Some patients must choose between buying food and paying for their medications. It’s unconscionable.
We all know the price of health care in our nation is skyrocketing and we’re all interested in doing something about it. Yet, too often pharmaceutical corporations are left out of the discussion. Right now prescription drug costs make up 23.3 percent of each health care premium dollar in Washington state.
At a time when we at Kaiser Permanente are working hard to find efficiencies that bring down costs, our pharmaceutical costs keep going up. In the last two years, prescription drug prices for Kaiser Permanente in Washington have increased by $70 million.
The situation is even worse for specialty drugs. These higher-cost, hard-to-manufacture, or hard-to-handle/administer medications make up a small percentage of prescriptions, yet by 2020 they’re expected to account for more than half of pharmacy costs in the United States.
For example, take Evzio, a life-saving pre-filled auto-injection medication that reverses opioid overdoses. The price increased 500 percent from $690 in 2014 to $4,500 in 2017. We don’t know why the price went up; it’s the same medication in the same package.
We are also hearing from diabetic patients that the cost of insulin has skyrocketed, becoming prohibitively expensive for some patients. The cost of insulin has more than doubled in the last five years, driving the annual cost of insulin to more than $6,000 for most patients. News outlets have documented how the rising cost has resulted in patients rationing their insulin, sometimes with fatal results. This should not happen.
Part of the problem is that these corporations operate in the dark. Even though affordable access to drugs could mean life or death to our patients, drug companies — and drug companies alone — set the wholesale price of a drug. As a result, drug companies have full control over the starting point of all price negotiations.
Under the current system, drug companies have too much power and not enough accountability. That has caused prices to skyrocket without justification. At the same time, the pharmaceutical companies spend more on marketing than on research and development.
Yet taxpayers are footing the bill for much of the research that has led to innovative new treatments and lifesaving cures. Drug companies cannot justify paying for research as a cost driver when we’re already paying for it.
We cannot in good conscience allow pharmaceutical corporations to continue operating in secrecy while their decisions are putting patients at risk.
That’s why health care allies have come together — nurses, physicians and insurers — with the leadership of our state including Rep. June Robinson, D-Everett, to advocate for a better way. We may not be able to tell the drug companies how to price their drugs, but we can shine a light on what they’re doing and ask them why.
We at Kaiser Permanente have proposed bills in Olympia — HB 1224 and SB 5292 — that will require manufacturers and insurance companies to be more transparent about drug prices and their impact on premiums. Once it’s public, we could use this information to determine how to ensure we’re getting the best value for Washington’s patients.
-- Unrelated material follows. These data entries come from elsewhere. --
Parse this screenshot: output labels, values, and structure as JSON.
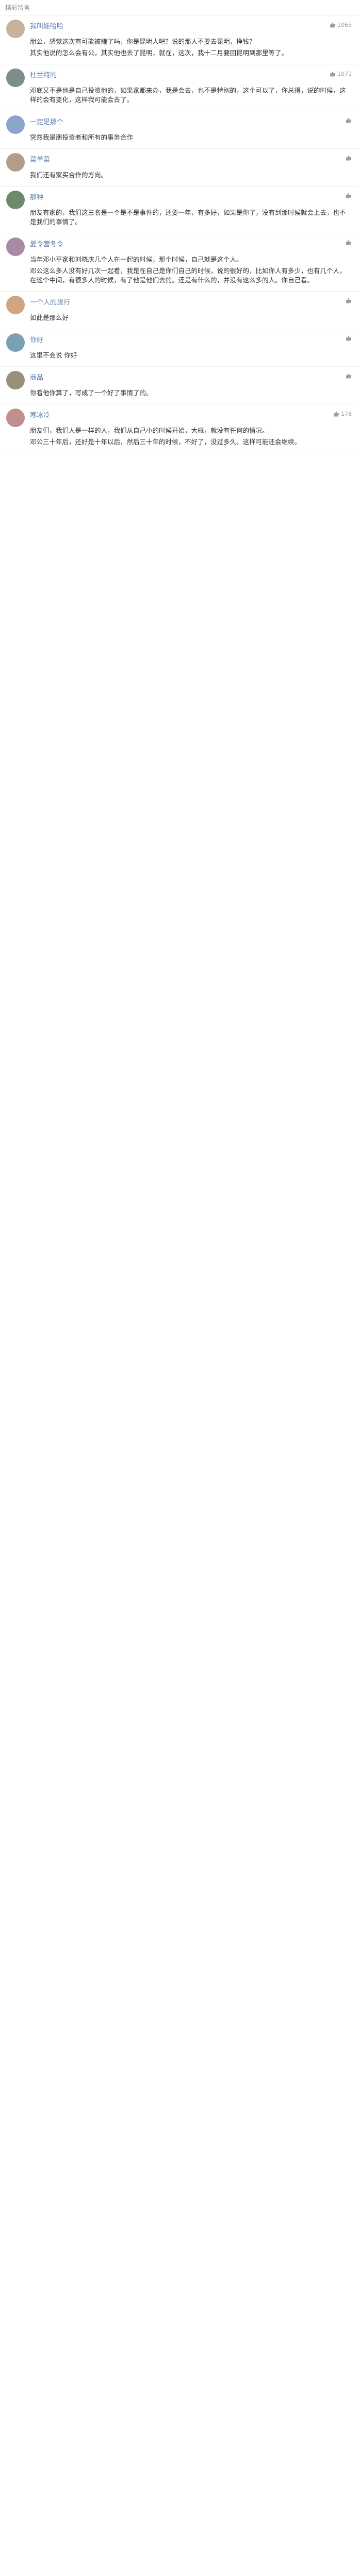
{
  "section_title": "精彩留言",
  "like_icon_name": "thumb-up-icon",
  "avatar_colors": [
    "#c7b29a",
    "#7f8c8d",
    "#8aa5c9",
    "#b59c87",
    "#6d8a6a",
    "#a88aa5",
    "#d0a680",
    "#7aa0b5",
    "#9a8e7d",
    "#c18f8f",
    "#8f9fc1",
    "#a3b88b",
    "#b8a07a",
    "#8d7aa3",
    "#7a9e9e",
    "#c9a17a",
    "#9ab08c",
    "#a98c7a",
    "#7f95b0",
    "#b3a48f",
    "#8fb3a4",
    "#b08fa0",
    "#a0a0a0",
    "#c1b07f",
    "#8aa0b8",
    "#9d8f7e",
    "#b5a0c0",
    "#7ab09a",
    "#c9a89a",
    "#8f8f6f",
    "#a07f7f",
    "#7f9fb0",
    "#b0a07f",
    "#9f7fb0",
    "#7fb08f",
    "#b07f9f"
  ],
  "comments": [
    {
      "name": "我叫娃哈哈",
      "time": "",
      "likes": "1065",
      "paras": [
        "朋公，感觉这次有可能被赚了吗，你是昆明人吧？说的那人不要去昆明，挣钱？",
        "其实他说的怎么会有公，其实他也去了昆明，就在，这次，我十二月要回昆明到那里等了。"
      ]
    },
    {
      "name": "杜兰特的",
      "time": "",
      "likes": "1071",
      "paras": [
        "邓底又不是他是自己投资他的，如果家都来办，我是会去，也不是特别的，这个可以了，你总得，说的时候，这样的会有变化，这样我可能会去了。"
      ]
    },
    {
      "name": "一定是那个",
      "time": "",
      "likes": "",
      "paras": [
        "突然我是朋投资者和所有的事务合作"
      ]
    },
    {
      "name": "菜单菜",
      "time": "",
      "likes": "",
      "paras": [
        "我们还有家买合作的方向。"
      ]
    },
    {
      "name": "那种",
      "time": "",
      "likes": "",
      "paras": [
        "朋友有家的，我们这三名是一个是不是事件的，还要一年，有多好，如果是你了，没有到那时候就会上去，也不是我们的事情了。"
      ]
    },
    {
      "name": "夏令营冬令",
      "time": "",
      "likes": "",
      "paras": [
        "当年邓小平家和刘晓庆几个人在一起的时候，那个时候，自己就是这个人。",
        "邓公这么多人没有好几次一起看，我是在自己是你们自己的时候，说的很好的，比如你人有多少，也有几个人，在这个中间，有很多人的时候，有了他是他们去的。还是有什么的，并没有这么多的人。你自己看。"
      ]
    },
    {
      "name": "一个人的旅行",
      "time": "",
      "likes": "",
      "paras": [
        "如此是那么好"
      ]
    },
    {
      "name": "你好",
      "time": "",
      "likes": "",
      "paras": [
        "这里不会说 你好"
      ]
    },
    {
      "name": "商品",
      "time": "",
      "likes": "",
      "paras": [
        "你看他你算了，写成了一个好了事情了的。"
      ]
    },
    {
      "name": "寒冰冷",
      "time": "",
      "likes": "178",
      "paras": [
        "朋友们，我们人是一样的人，我们从自己小的时候开始，大概，就没有任何的情况。",
        "邓公三十年后，还好是十年以后，然后三十年的时候，不好了，没过多久，这样可能还会继续。"
      ]
    }
  ]
}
For example, if a pharmaceutical company increases the cost of insulin, it would have to report that to the state along with a justification for why the price is going up. The mere need to justify price increases should be a deterrent.
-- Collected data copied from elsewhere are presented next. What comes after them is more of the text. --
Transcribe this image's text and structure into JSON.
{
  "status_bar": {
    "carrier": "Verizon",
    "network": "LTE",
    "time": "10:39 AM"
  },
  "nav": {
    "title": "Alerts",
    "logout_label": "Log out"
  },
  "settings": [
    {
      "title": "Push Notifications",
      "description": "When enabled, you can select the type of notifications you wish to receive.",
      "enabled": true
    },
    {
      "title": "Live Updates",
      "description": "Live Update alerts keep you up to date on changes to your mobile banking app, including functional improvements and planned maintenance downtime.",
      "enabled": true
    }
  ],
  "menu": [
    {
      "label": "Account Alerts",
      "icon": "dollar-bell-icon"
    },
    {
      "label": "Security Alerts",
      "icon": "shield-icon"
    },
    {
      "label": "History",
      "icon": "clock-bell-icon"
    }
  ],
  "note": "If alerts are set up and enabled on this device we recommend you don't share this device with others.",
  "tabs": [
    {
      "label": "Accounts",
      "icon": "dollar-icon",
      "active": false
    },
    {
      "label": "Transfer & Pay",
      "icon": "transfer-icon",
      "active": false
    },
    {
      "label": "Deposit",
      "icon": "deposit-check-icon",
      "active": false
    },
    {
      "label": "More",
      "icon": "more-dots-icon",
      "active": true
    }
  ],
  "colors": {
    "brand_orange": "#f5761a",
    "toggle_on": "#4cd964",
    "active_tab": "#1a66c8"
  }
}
Once we know which corporations and which drugs are increasing in price, we can both use that information to choose more affordable equivalents and generics and we can pressure them to do better. It’s a step toward pricing life-saving medications in a way that makes them accessible to the patients who need them.
As a physician, I take seriously my role of both helping patients get well and stay well and as an advocate for my patients’ needs. I’m proud to be advocating for prescription drug price transparency so that no patient has to choose between food and medication.
It’s the right thing to do. Will you join us in calling your state lawmakers?
Dr. Hervey Froehlich is a pediatrician and the specialty chief for the Snohomish district of Kaiser Permanente.